The weekend passes with nothing much but the compiling of a huge shopping list, mostly goodies for Delia's mincemeat and Christmas cake, but also odd little essentials; socks, watch batteries, floor mop... There is going to be a big shopping expedition featuring Major's favourite food, MIXED PEEL, which usually at this time of year he'd be sneaking into the kitchen to eat straight from the pot with sticky fingers. We will experience a return to normality now that treatment has finished, a celebratory afternoon out in Hastings.
Major drives and makes a return trip on foot from the car park to ESK (fab discount emporium) to get change for the machine while I browse shelves full of all the cut price crap anyone could wish for in a lifetime. In Trinity Wholefoods he holds the baskets like a dutiful butler and I pile them high with yummies above and beyond Delia's requirements, the rapacious wife of Jack Spratt. But after Woolies, in the third jewellers on the watch battery quest, he has to sit down. His wax jacket stays stiff and large around him as he disappears into it on the chair, half little old man, half tortoise. He is a pale shade of yellow. He lets me drive home.
The next day he visits the GP, the first appointment since April, when he was told for the third time, "No, I'm sure you haven't got cancer". The vein in his arm where the PIC-chemo line went is showing as a dark streak through his skin, and he feels so weak and cold, more spittle than ever.... The GP says this is all to be expected after such treatment. I ask whether he apologized for the mis-diagnosis, "No, but he smiled a lot and was very gentle."
It's only now, at the end of treatment, that we are told things will get worse for a couple of weeks before they improve, or perhaps it's that we are only taking the information on board as Major is feeling so unexpectedly grim.

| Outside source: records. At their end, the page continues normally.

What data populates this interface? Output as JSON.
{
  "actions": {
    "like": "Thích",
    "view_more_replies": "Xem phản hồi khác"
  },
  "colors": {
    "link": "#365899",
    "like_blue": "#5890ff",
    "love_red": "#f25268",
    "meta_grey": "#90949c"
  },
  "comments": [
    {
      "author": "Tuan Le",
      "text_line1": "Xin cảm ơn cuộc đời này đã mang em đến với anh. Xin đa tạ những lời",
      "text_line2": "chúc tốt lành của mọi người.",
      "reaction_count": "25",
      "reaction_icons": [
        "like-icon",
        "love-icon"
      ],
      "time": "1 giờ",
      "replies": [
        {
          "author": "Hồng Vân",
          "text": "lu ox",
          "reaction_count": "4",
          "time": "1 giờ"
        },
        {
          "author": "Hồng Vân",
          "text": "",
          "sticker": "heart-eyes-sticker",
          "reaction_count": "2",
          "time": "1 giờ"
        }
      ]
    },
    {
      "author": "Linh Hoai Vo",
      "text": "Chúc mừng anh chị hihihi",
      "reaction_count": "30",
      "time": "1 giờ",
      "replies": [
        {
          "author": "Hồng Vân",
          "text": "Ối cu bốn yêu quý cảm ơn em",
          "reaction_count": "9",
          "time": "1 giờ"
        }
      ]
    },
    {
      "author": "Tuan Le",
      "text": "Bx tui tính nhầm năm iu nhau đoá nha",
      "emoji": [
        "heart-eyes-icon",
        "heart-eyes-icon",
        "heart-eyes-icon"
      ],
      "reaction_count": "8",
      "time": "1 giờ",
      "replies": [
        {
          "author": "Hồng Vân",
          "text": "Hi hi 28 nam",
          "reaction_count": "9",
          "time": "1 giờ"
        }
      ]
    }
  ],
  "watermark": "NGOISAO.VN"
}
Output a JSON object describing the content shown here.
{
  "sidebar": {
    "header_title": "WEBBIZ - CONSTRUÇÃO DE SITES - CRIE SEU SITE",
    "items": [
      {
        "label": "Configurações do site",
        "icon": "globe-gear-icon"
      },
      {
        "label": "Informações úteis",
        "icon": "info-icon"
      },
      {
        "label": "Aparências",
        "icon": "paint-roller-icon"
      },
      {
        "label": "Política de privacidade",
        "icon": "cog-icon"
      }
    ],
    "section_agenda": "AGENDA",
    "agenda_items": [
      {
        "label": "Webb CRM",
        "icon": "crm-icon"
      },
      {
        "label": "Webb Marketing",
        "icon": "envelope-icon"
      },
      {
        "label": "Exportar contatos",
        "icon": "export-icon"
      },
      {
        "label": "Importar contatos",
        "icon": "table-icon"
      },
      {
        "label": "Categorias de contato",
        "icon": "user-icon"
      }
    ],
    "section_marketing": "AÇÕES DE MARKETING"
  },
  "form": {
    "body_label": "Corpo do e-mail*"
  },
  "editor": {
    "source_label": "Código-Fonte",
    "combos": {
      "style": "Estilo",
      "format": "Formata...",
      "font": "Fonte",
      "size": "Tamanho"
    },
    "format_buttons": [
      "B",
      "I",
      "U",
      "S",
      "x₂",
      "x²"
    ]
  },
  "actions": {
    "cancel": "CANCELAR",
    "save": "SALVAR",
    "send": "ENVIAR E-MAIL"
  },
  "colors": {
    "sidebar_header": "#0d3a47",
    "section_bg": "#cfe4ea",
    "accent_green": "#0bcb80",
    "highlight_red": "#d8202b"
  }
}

I imagine that the radio waves, having accumulated in his neck over the last 7 weeks, are dancing out a wild and exhausting frenzy of squiggles to white noise, untamed and free now from the machine that created and administered them. (Have I just described sperm?! These are the negative of sperm, going in for the kill rather than creation, yet the result also being life.)
I leave for a weekend of work on Friday, assuaging desertion-guilt with the hope that Major will be more comfortable in complete silence. He says that he's listening to his body and his body says "sleep". On Sunday evening I return to find that there has been an amelioration; talking seems slightly easier and he is not so listless. He's halved the time the hospital said it would take to turn the corner out of the grim stage, and I'm impressed by his strength. He is reappearing.